After being turned away twice for COVID-19 testing, 30-year-old teacher, Rana Zoe Mungin, in Brooklyn has died of Coronavirus after she was diagnosed with the virus.
Rana Zoe , was confirmed dead by her mother after she battled coronavirus in the hospital for more than one month.
According to her family, Rana Zoe was twice denied COVID-19 testing at Brooklyn’s Brookdale Hospital despite repeated pleas for help and exhibiting various symptoms of the coronavirus.

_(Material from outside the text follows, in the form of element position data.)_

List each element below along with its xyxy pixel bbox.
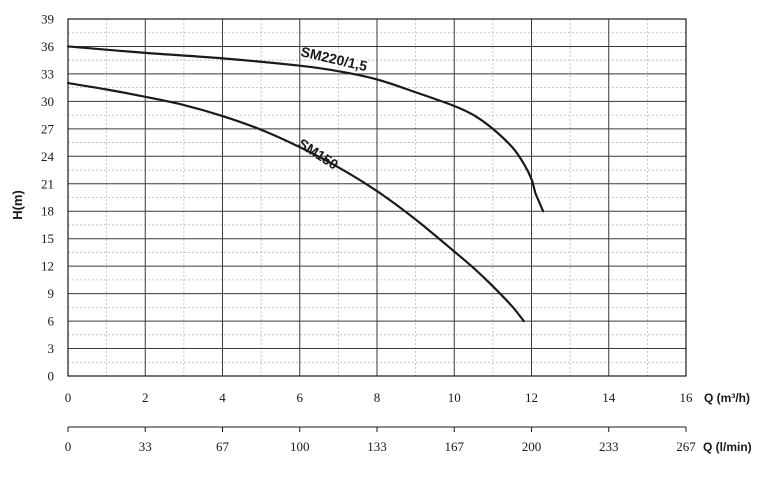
x-tick-label: 0 [65, 390, 72, 405]
secondary-x-tick-label: 0 [65, 439, 72, 454]
y-tick-label: 9 [48, 286, 55, 301]
x-tick-label: 12 [525, 390, 538, 405]
secondary-x-tick-label: 267 [676, 439, 696, 454]
curve-sm150 [66, 81, 525, 323]
x-axis-ticks: 0 2 4 6 8 10 12 14 16 [65, 390, 693, 405]
curve-sm220-1-5 [66, 45, 545, 213]
secondary-x-tick-label: 133 [367, 439, 387, 454]
secondary-x-tick-label: 100 [290, 439, 310, 454]
secondary-x-tick-label: 233 [599, 439, 619, 454]
secondary-x-axis-label: Q (l/min) [703, 440, 752, 454]
y-axis-label: H(m) [10, 190, 25, 220]
x-tick-label: 8 [374, 390, 381, 405]
y-tick-label: 6 [48, 314, 55, 329]
x-tick-label: 4 [219, 390, 226, 405]
y-tick-label: 0 [48, 369, 55, 384]
y-tick-label: 21 [41, 176, 54, 191]
y-tick-label: 30 [41, 94, 54, 109]
secondary-x-tick-label: 200 [522, 439, 542, 454]
x-axis-label: Q (m³/h) [704, 391, 750, 405]
x-tick-label: 14 [602, 390, 616, 405]
y-tick-label: 12 [41, 259, 54, 274]
secondary-x-tick-label: 33 [139, 439, 152, 454]
secondary-x-axis: 0 33 67 100 133 167 200 233 267 [65, 426, 696, 454]
major-grid [67, 18, 687, 377]
x-tick-label: 6 [297, 390, 304, 405]
y-tick-label: 33 [41, 66, 54, 81]
y-tick-label: 15 [41, 231, 54, 246]
y-tick-label: 24 [41, 149, 55, 164]
secondary-x-tick-label: 167 [445, 439, 465, 454]
plot-frame [67, 18, 687, 377]
y-tick-label: 18 [41, 204, 54, 219]
x-tick-label: 2 [142, 390, 149, 405]
y-tick-label: 3 [48, 341, 55, 356]
x-tick-label: 16 [680, 390, 694, 405]
y-tick-label: 39 [41, 12, 54, 27]
y-tick-label: 36 [41, 39, 55, 54]
x-tick-label: 10 [448, 390, 461, 405]
secondary-x-tick-label: 67 [216, 439, 230, 454]
y-tick-label: 27 [41, 121, 55, 136]
curve-label: SM150 [295, 135, 341, 173]
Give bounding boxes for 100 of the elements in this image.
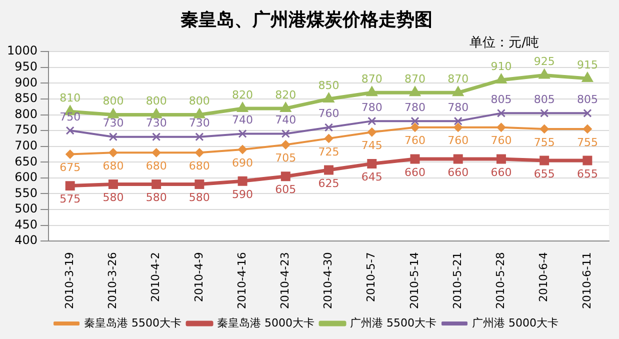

One of her friends also stated that Rana Zoe condition was dismissed as a “panic attack” by an EMT.
Her sister, Mia Mungin, a registered New York City nurse, has been chronicling her sister’s journey across social media for more than a month, and said “she fought a long fight but her body was too weak.”
“Racism and health disparities still continues … [and] the zip code in which we live still predetermines the type of care we receive,” Mia Mungin wrote on Facebook about the racial disparities in the health care system and the care received by her sister, who was black.
“She died not only because of COVID-19, but because we live in a world that is racist and anti-black,” her friend for more than a decade, Nohemi Maciel, told ABC News. “We know that black people are dying at disproportionate rates. This cannot be left out of the conversation.”
“I’m heartbroken and don’t know how to live in a world without Zoe. But I’m also angry. I’m angry that her students lost a wonderful and committed teacher, because representation matters,” Maciel added.
It is with heavy heart that I have to inform you all that my sister Rana Zoe Maybe has passed away today at 12:25pm due to COVID-19 complication. She fought a long fight but her body was to weak. 😞😪
— mia mungin (@MiaMungin) April 27, 2020
Lauren Calihman, who met Mungin during her freshman year at Wellesley College, said;
“Imagine if Zoe had received treatment consistent with the severity of her symptoms, rather than receiving treatment consistent with her origins,” said Calihman.
“She was the kind of person so captivating and sincere in her dealings with others and her writing that she naturally attracted a following, and scores of friends and admirers recently fought tooth and nail for her without ever having met her,” Calihman added.